A Simple, Solid, and Reproducible Baseline for Bridge Bidding AI
Haruka Kita, Sotetsu Koyamada, Yotaro Yamaguchi, Shin Ishii
TL;DR
This work tackles the bidding phase of contract bridge by proposing a simple, reproducible baseline that combines supervised pretraining on SAYC-derived data with PPO-based reinforcement learning and fictitious self-play. The approach uses a 480-dim binary input and a 4-layer 1024-unit MLP to predict 38 bidding actions and estimate value, with end-of-game rewards tied to a DDS-derived score via $z = \text{score} / 7600$. Ablation studies show that supervised pretraining is essential for surpassing the WBridge5 benchmark, while fictitious self-play helps stabilize training.

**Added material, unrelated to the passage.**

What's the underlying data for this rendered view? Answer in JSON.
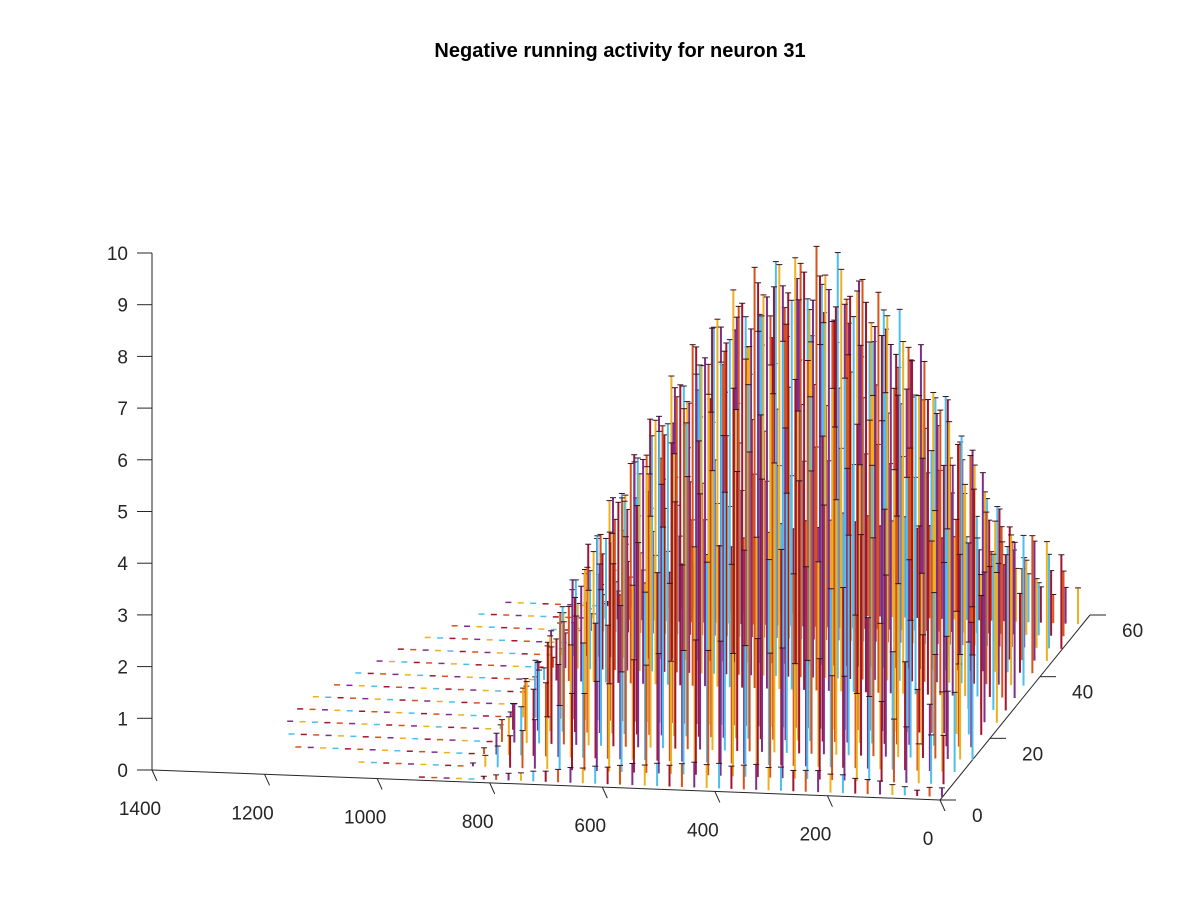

The method achieves a new performance level against WBridge5 (+1.24 IMPs/board) and is released as open-source to foster reproducibility, evaluation, and further advances in bridge AI.
Abstract
Contract bridge, a cooperative game characterized by imperfect information and multi-agent dynamics, poses significant challenges and serves as a critical benchmark in artificial intelligence (AI) research. Success in this domain requires agents to effectively cooperate with their partners. This study demonstrates that an appropriate combination of existing methods can perform surprisingly well in bridge bidding against WBridge5, a leading benchmark in the bridge bidding system and a multiple-time World Computer-Bridge Championship winner. Our approach is notably simple, yet it outperforms the current state-of-the-art methodologies in this field. Furthermore, we have made our code and models publicly available as open-source software. This initiative provides a strong starting foundation for future bridge AI research, facilitating the development and verification of new strategies and advancements in the field.